Cross-sectional slices through a reconstruction of 11 brachytherapy rods in the custom phantom shown in Figure IV-C. The acquisition axis of rotation is indicated on the coronal slice of the reconstruction (yellow). Transaxial slices (blue) through the volume demonstrate slightly higher resolution than axial slices (green), though the internal structure of the rods is evident at all rod orientations. The 255 × 255× 255-voxel reconstruction was performed on 60 15-minute projections acquired with 250 μm slits using five iterations of OSEM with five subsets.

Fig. 11

Gaussian profiles simulating aperture blur are convolved with the activity profile of the ¹²⁵I brachytherapy rod, modeled with a 5 μm layer of activity coating a 395 μm diameter silver rod.

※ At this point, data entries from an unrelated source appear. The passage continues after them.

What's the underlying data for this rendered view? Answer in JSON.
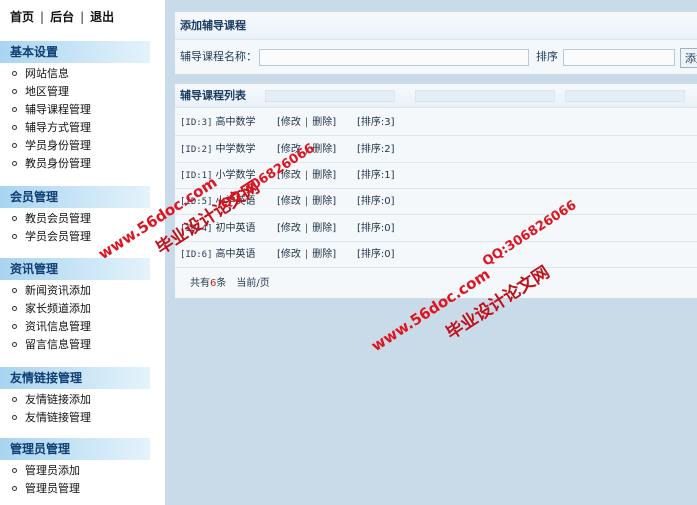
{
  "top_nav": {
    "home": "首页",
    "backend": "后台",
    "logout": "退出",
    "separator": "|"
  },
  "sidebar": {
    "groups": [
      {
        "title": "基本设置",
        "items": [
          "网站信息",
          "地区管理",
          "辅导课程管理",
          "辅导方式管理",
          "学员身份管理",
          "教员身份管理"
        ]
      },
      {
        "title": "会员管理",
        "items": [
          "教员会员管理",
          "学员会员管理"
        ]
      },
      {
        "title": "资讯管理",
        "items": [
          "新闻资讯添加",
          "家长频道添加",
          "资讯信息管理",
          "留言信息管理"
        ]
      },
      {
        "title": "友情链接管理",
        "items": [
          "友情链接添加",
          "友情链接管理"
        ]
      },
      {
        "title": "管理员管理",
        "items": [
          "管理员添加",
          "管理员管理"
        ]
      }
    ]
  },
  "add_form": {
    "title": "添加辅导课程",
    "name_label": "辅导课程名称：",
    "name_value": "",
    "sort_label": "排序",
    "sort_value": "",
    "submit_label": "添加"
  },
  "course_list": {
    "title": "辅导课程列表",
    "edit_label": "[修改",
    "delete_label": "删除]",
    "rows": [
      {
        "id": "[ID:3]",
        "name": "高中数学",
        "sort": "[排序:3]"
      },
      {
        "id": "[ID:2]",
        "name": "中学数学",
        "sort": "[排序:2]"
      },
      {
        "id": "[ID:1]",
        "name": "小学数学",
        "sort": "[排序:1]"
      },
      {
        "id": "[ID:5]",
        "name": "小学英语",
        "sort": "[排序:0]"
      },
      {
        "id": "[ID:4]",
        "name": "初中英语",
        "sort": "[排序:0]"
      },
      {
        "id": "[ID:6]",
        "name": "高中英语",
        "sort": "[排序:0]"
      }
    ],
    "pager": {
      "prefix": "共有",
      "count": "6",
      "suffix": "条",
      "current": "当前/页"
    }
  },
  "watermarks": {
    "site_url": "www.56doc.com",
    "qq": "QQ:306826066",
    "brand": "毕业设计论文网"
  },
  "colors": {
    "sidebar_header_bg": "#a9d4ef",
    "main_bg": "#c9dbe9",
    "watermark": "#e0141e",
    "count_highlight": "#d02020"
  }
}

These simulated image slices (color) are compared with the reconstructed data points, shown in black. The valleys of the axial (a) and transaxial (b) cross-sections suggest approximate resolutions of ~225 μm and ~175 μm, respectively. The data sets were reconstructed with 58.8 μm voxels from 60 projections with 10 iterations of five-subset OSEM.

Fig. 12

ADC values from the triggered channel and its adjacent strips are used to estimate the detected energy and remove common-mode fluctuations (a). Smoothed and normalized energy spectra for four isotopes on one p-side strip (b). The median energy resolution at the monoenergetic ²⁴¹Am peak is 9.24% at 59.54 keV. Calibrated energy spectra allows discrimination between events from ¹²⁵I and ¹⁰³Pd. Energy information calculated from the list-mode acquisition data is used to parse events from each side of the detector before gamma-ray absorptions are identified. Each resulting data set is reconstructed separately and recombined in post-processing. A multi-energy reconstruction of ¹²⁵I and ¹⁰³Pd brachytherapy rods (c). The 255 ×255 ×255-voxel reconstruction was performed on 60 10-minute projections acquired with 250 μm slits using five iterations of OSEM with five subsets.